Говард Лавкрафт: Стилистическая небрежность лишь усугубляет впечатление произвола. Текст представляет собой пёструю и скомканную ткань повествования. Вот вы встречаете архаичный, почти что достойный XVIII века оборот: «бездны между звёздами», «эоны назад». И вдруг — грубый, современный шов: «активировала гены», «часть его радовалась». Это разрушает иллюзию. Язык ужаса должен быть единым, тяжёлым, давящим. Он должен не описывать, а воплощать отчуждение и древность. Здесь же язык кричит о своей вторичности, о работе по шаблону.

Доктор Ватсон: И всё же, господа, финал! Грандиозная картина преображения Штутгарта, явление Азатота, превращение Якоба в одно из Древних… Разве это не эпично? Разве не остаётся после этого щемящего чувства потерянности, ощущения конца человеческой эпохи?

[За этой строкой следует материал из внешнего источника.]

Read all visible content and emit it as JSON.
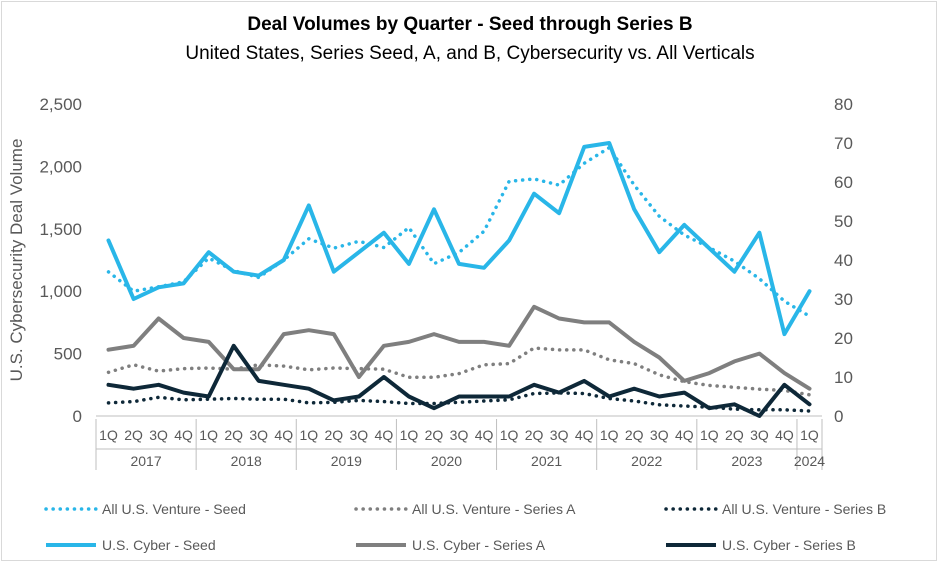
{
  "chart_data": {
    "type": "line",
    "title": "Deal Volumes by Quarter - Seed through Series B",
    "subtitle": "United States, Series Seed, A, and B, Cybersecurity vs. All Verticals",
    "ylabel": "U.S. Cybersecurity Deal Volume",
    "y2label": "",
    "ylim": [
      0,
      2500
    ],
    "yticks": [
      "0",
      "500",
      "1,000",
      "1,500",
      "2,000",
      "2,500"
    ],
    "y2lim": [
      0,
      80
    ],
    "y2ticks": [
      "0",
      "10",
      "20",
      "30",
      "40",
      "50",
      "60",
      "70",
      "80"
    ],
    "quarters": [
      "1Q",
      "2Q",
      "3Q",
      "4Q",
      "1Q",
      "2Q",
      "3Q",
      "4Q",
      "1Q",
      "2Q",
      "3Q",
      "4Q",
      "1Q",
      "2Q",
      "3Q",
      "4Q",
      "1Q",
      "2Q",
      "3Q",
      "4Q",
      "1Q",
      "2Q",
      "3Q",
      "4Q",
      "1Q",
      "2Q",
      "3Q",
      "4Q",
      "1Q"
    ],
    "years": [
      "2017",
      "2018",
      "2019",
      "2020",
      "2021",
      "2022",
      "2023",
      "2024"
    ],
    "grid": false,
    "legend_position": "bottom",
    "series": [
      {
        "name": "All U.S. Venture - Seed",
        "axis": "left",
        "style": "dotted",
        "color": "#29b6e8",
        "values": [
          1155,
          1000,
          1035,
          1075,
          1265,
          1165,
          1110,
          1250,
          1420,
          1345,
          1400,
          1350,
          1510,
          1220,
          1310,
          1480,
          1880,
          1900,
          1850,
          2025,
          2150,
          1850,
          1600,
          1450,
          1350,
          1240,
          1100,
          920,
          800
        ]
      },
      {
        "name": "All U.S. Venture - Series A",
        "axis": "left",
        "style": "dotted",
        "color": "#7f7f7f",
        "values": [
          350,
          410,
          360,
          380,
          385,
          375,
          410,
          400,
          370,
          385,
          380,
          375,
          310,
          310,
          340,
          410,
          420,
          545,
          530,
          530,
          450,
          420,
          330,
          275,
          245,
          230,
          215,
          205,
          170
        ]
      },
      {
        "name": "All U.S. Venture - Series B",
        "axis": "left",
        "style": "dotted",
        "color": "#0e2838",
        "values": [
          105,
          115,
          150,
          130,
          135,
          140,
          135,
          135,
          105,
          110,
          125,
          115,
          100,
          100,
          110,
          120,
          130,
          180,
          185,
          180,
          140,
          120,
          90,
          80,
          70,
          55,
          50,
          50,
          40
        ]
      },
      {
        "name": "U.S. Cyber - Seed",
        "axis": "right",
        "style": "solid",
        "color": "#29b6e8",
        "values": [
          45,
          30,
          33,
          34,
          42,
          37,
          36,
          40,
          54,
          37,
          42,
          47,
          39,
          53,
          39,
          38,
          45,
          57,
          52,
          69,
          70,
          53,
          42,
          49,
          43,
          37,
          47,
          21,
          32
        ]
      },
      {
        "name": "U.S. Cyber - Series A",
        "axis": "right",
        "style": "solid",
        "color": "#7f7f7f",
        "values": [
          17,
          18,
          25,
          20,
          19,
          12,
          12,
          21,
          22,
          21,
          10,
          18,
          19,
          21,
          19,
          19,
          18,
          28,
          25,
          24,
          24,
          19,
          15,
          9,
          11,
          14,
          16,
          11,
          7
        ]
      },
      {
        "name": "U.S. Cyber - Series B",
        "axis": "right",
        "style": "solid",
        "color": "#0e2838",
        "values": [
          8,
          7,
          8,
          6,
          5,
          18,
          9,
          8,
          7,
          4,
          5,
          10,
          5,
          2,
          5,
          5,
          5,
          8,
          6,
          9,
          5,
          7,
          5,
          6,
          2,
          3,
          0,
          8,
          3
        ]
      }
    ]
  }
}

Шерлок Холмс: Эпично — не значит логично или эмоционально удовлетворительно. Финал является закономерным итогом линейного и лишённого препятствий пути. Он не заработан, он декларирован. А та самая «искорка памяти» о мальчике с рынка — это сентиментальная попытка в последний момент приклеить к схеме то, что должно было быть её живой душой на протяжении всей истории. Не работает, Ватсон. Не работает.

Говард Лавкрафт: Эпичность, о которой вы говорите, доктор, — это эпичность разрушения. Но чтобы она поистине ужасала, нужно было заставить читателя ощутить ценность того, что разрушается. Человечность Якоба, уют Штутгарта показаны слишком бегло, слишком схематично. Их потеря поэтому воспринимается не как трагедия, а как предопределённый этап некоего биологического процесса. А истинный космический ужас — это когда рушится не просто город, а вся картина мира, всё, во что верил разум. Здесь же картина мира у героя (а с ним и у читателя) меняется слишком быстро и безболезненно. Это упражнение в стилизации, не более. Автор пошёл по лёгкому пути, добавив в сказку псевдомифологии, но не сумел увидеть ту самую бездну, которая должна была зиять в её основе на протяжении всего сюжета.

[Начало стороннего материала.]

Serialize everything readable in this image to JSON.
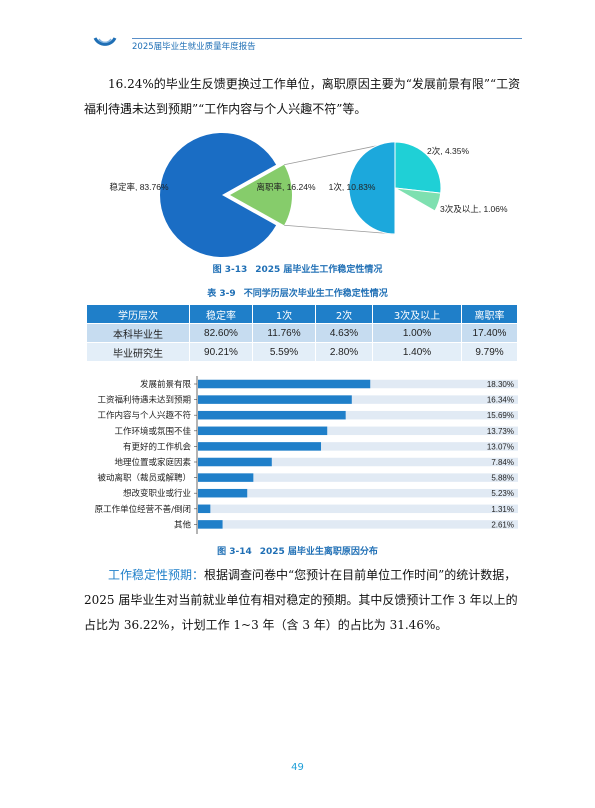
{
  "header": {
    "title": "2025届毕业生就业质量年度报告"
  },
  "para1": "16.24%的毕业生反馈更换过工作单位，离职原因主要为“发展前景有限”“工资福利待遇未达到预期”“工作内容与个人兴趣不符”等。",
  "figure1": {
    "number": "图 3-13",
    "title": "2025 届毕业生工作稳定性情况"
  },
  "table": {
    "number": "表 3-9",
    "title": "不同学历层次毕业生工作稳定性情况",
    "headers": [
      "学历层次",
      "稳定率",
      "1次",
      "2次",
      "3次及以上",
      "离职率"
    ],
    "rows": [
      [
        "本科毕业生",
        "82.60%",
        "11.76%",
        "4.63%",
        "1.00%",
        "17.40%"
      ],
      [
        "毕业研究生",
        "90.21%",
        "5.59%",
        "2.80%",
        "1.40%",
        "9.79%"
      ]
    ]
  },
  "figure2": {
    "number": "图 3-14",
    "title": "2025 届毕业生离职原因分布"
  },
  "para2": {
    "lead": "工作稳定性预期：",
    "text": "根据调查问卷中“您预计在目前单位工作时间”的统计数据，2025 届毕业生对当前就业单位有相对稳定的预期。其中反馈预计工作 3 年以上的占比为 36.22%，计划工作 1~3 年（含 3 年）的占比为 31.46%。"
  },
  "page_number": "49",
  "colors": {
    "accent": "#1f7fc9",
    "pie_stable": "#1a6dc4",
    "pie_leave": "#86cc6b",
    "pie_once": "#1ca8dc",
    "pie_twice": "#1fd0d6",
    "pie_thrice": "#7ee0b0",
    "bar_fill": "#1f7fc9",
    "bar_track": "#e1eaf4"
  },
  "chart_data": [
    {
      "type": "pie",
      "slices": [
        {
          "label": "稳定率, 83.76%",
          "name": "稳定率",
          "value": 83.76
        },
        {
          "label": "离职率, 16.24%",
          "name": "离职率",
          "value": 16.24
        }
      ],
      "sub_pie": {
        "of": "离职率",
        "slices": [
          {
            "label": "1次, 10.83%",
            "name": "1次",
            "value": 10.83
          },
          {
            "label": "2次, 4.35%",
            "name": "2次",
            "value": 4.35
          },
          {
            "label": "3次及以上, 1.06%",
            "name": "3次及以上",
            "value": 1.06
          }
        ]
      }
    },
    {
      "type": "bar",
      "orientation": "horizontal",
      "categories": [
        "发展前景有限",
        "工资福利待遇未达到预期",
        "工作内容与个人兴趣不符",
        "工作环境或氛围不佳",
        "有更好的工作机会",
        "地理位置或家庭因素",
        "被动离职（裁员或解聘）",
        "想改变职业或行业",
        "原工作单位经营不善/倒闭",
        "其他"
      ],
      "values": [
        18.3,
        16.34,
        15.69,
        13.73,
        13.07,
        7.84,
        5.88,
        5.23,
        1.31,
        2.61
      ],
      "labels": [
        "18.30%",
        "16.34%",
        "15.69%",
        "13.73%",
        "13.07%",
        "7.84%",
        "5.88%",
        "5.23%",
        "1.31%",
        "2.61%"
      ],
      "xlim": [
        0,
        34
      ]
    }
  ]
}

Доктор Ватсон: (вздыхает). Вы оба — непреклонные критики. Я же, как простой читатель, закрыв последнюю страницу, испытал именно то, что, кажется, и добивался автор: чувство беспокойства, странности, сдвига в восприятии. Возможно, это не шедевр, но это определённо любопытный и смелый эксперимент, который удался в главном — он заставляет думать и чувствовать по‑новому.

Шерлок Холмс: Эксперимент можно считать удавшимся лишь в том случае, если он подтверждает гипотезу. Гипотеза же синтеза жанров, на мой взгляд, не подтверждена. Получен не новый сплав, а механическая смесь, где компоненты не вступили в химическую реакцию. Книга страдает от фундаментальных недостатков: пассивный протагонист, эклектичный и непроработанный сеттинг, стилистическая разноголосица. Слабо.

Говард Лавкрафт: Я остаюсь при своём мнении. Это — компиляция. Упражнение для ученика, который старательно, но без глубокого понимания копирует манеру учителя. Он схватил оболочку, но упустил суть. А суть, господа, суть… (замирает, прислушиваясь к скрипу половиц за окном)… суть лучше оставить неназванной. Ибо некоторые знания, будучи облечены в неумелые слова, теряют всю свою губительную силу и становятся просто… скучными.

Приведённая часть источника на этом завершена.